Edgar Degas
(Paris, 1834-1917, Paris)
Ludovic Lepic et ses filles, vers 1871
Huile sur toile, 65 x 81 cm
Lemoisne 272
Ce n’est pas par hasard si, entre 1870 et 1880, le portrait perd son importance pour Degas et si, lorsqu’il apparaît néanmoins, il subit de grands changements. En 1870, un an seulement après "Madame Camus au piano", il peint son amie encore une fois, un éventail japonais de papier à la main, profilée devant une paroi éclairée par une lumière invisible pour le spectateur - voici que l’ultra conservateur Degas, qui avait vénéré Ingres, se montre révolutionnaire malgré lui sous l’influence du Japon. Le portrait du comte Ludovic Lepic avec ses deux petites filles, créé probablement peu après la guerre franco-allemande, est en relation avec ces œuvres. Là aussi, le comte Lepic n’est pas le commanditaire, mais l’ami et le graphiste qui exposait avec les impressionnistes. Ce n’est pas un tableau réalisé après plusieurs études, mais bien plutôt un portrait qui a conservé toute la fraîcheur d’une première impression, qui est lui-même une étude.

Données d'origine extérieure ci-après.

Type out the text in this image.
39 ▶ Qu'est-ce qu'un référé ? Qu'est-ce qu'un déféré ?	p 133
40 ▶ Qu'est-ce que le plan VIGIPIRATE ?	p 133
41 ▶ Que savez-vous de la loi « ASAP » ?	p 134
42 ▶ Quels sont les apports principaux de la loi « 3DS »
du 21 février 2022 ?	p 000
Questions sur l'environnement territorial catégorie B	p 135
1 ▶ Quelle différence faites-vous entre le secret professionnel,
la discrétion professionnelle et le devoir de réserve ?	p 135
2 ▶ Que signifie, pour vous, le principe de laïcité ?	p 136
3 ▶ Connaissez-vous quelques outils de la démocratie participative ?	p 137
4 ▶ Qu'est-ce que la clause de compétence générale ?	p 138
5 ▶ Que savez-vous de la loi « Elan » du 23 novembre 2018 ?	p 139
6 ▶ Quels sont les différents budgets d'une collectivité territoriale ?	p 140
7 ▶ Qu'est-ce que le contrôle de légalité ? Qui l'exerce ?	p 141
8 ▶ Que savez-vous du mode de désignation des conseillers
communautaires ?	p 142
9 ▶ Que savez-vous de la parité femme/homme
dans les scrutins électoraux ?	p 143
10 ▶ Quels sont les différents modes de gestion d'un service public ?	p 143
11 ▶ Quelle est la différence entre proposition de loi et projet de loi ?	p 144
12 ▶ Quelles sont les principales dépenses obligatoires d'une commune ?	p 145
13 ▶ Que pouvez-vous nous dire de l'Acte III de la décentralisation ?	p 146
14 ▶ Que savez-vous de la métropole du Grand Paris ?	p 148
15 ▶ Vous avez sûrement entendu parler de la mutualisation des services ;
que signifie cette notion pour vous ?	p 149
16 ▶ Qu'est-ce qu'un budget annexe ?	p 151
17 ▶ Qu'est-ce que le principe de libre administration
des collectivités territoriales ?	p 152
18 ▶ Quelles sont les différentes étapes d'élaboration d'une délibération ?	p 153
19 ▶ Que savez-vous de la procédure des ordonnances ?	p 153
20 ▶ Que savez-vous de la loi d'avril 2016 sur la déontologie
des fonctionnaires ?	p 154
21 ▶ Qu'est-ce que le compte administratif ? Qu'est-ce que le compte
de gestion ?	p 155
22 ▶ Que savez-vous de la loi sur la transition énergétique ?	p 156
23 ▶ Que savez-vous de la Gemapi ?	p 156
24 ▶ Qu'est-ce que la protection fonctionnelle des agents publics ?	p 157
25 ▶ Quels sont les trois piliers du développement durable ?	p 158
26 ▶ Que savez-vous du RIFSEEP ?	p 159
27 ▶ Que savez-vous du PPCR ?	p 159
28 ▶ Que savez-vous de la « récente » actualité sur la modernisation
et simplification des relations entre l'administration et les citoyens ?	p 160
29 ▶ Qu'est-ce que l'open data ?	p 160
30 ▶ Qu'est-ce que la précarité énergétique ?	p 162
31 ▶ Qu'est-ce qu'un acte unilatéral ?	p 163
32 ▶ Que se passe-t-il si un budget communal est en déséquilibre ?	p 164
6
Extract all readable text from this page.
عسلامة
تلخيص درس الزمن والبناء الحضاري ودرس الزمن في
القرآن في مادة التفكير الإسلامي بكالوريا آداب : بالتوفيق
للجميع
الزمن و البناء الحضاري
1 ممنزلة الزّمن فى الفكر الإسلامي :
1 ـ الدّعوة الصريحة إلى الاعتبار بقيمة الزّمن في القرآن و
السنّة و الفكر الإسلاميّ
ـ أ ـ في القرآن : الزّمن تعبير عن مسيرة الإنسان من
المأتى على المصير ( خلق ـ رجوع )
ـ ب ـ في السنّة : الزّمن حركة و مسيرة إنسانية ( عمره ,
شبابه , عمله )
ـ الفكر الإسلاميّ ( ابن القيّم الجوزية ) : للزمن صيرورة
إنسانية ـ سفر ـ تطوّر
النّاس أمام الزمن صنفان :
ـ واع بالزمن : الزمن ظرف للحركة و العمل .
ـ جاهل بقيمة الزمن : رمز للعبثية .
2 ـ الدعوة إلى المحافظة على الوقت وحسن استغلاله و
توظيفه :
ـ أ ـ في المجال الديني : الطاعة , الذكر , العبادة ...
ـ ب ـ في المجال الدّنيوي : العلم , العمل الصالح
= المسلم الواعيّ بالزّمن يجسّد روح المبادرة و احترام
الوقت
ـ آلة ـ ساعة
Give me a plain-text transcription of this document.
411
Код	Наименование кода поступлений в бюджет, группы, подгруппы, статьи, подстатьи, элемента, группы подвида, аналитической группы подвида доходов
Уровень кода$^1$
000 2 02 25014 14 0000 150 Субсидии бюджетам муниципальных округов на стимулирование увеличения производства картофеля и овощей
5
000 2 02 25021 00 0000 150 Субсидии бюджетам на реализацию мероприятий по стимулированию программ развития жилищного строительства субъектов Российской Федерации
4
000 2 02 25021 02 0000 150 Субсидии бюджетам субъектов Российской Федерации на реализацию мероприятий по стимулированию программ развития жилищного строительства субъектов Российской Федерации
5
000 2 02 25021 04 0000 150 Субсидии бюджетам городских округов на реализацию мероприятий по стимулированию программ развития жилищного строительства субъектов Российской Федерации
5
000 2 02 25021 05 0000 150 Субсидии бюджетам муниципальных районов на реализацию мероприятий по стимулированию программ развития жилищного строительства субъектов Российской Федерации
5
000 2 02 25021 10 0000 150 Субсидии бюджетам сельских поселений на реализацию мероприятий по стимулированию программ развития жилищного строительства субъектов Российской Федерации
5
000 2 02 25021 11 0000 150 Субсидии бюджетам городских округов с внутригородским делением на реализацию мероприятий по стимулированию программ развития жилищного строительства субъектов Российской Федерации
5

Sur le fond clair de la toile, Degas dessine d’un trait clair et fugitif qu’il laisse en suspens, technique qu’il avait déjà utilisée occasionnellement dans les années soixante. Sur ces traits de pinceaux esquissés sont appliqués de minces glacis transparents, ce qui donne un effet d’aquarelle. Pour que l’étoffé blanche, vaporeuse, des vêtements des petites visiteuses fassent plus d’effet, les enfants sont placés sur le rebord de la fenêtre, devant les volets. Quelques années plus tard, Lepic et ses filles donneront lieu, dans "Place de la Concorde", à l’une des trouvailles les plus surprenantes et les mieux réussies de l’artiste, œuvre dans laquelle les frontières du portrait sont abolies.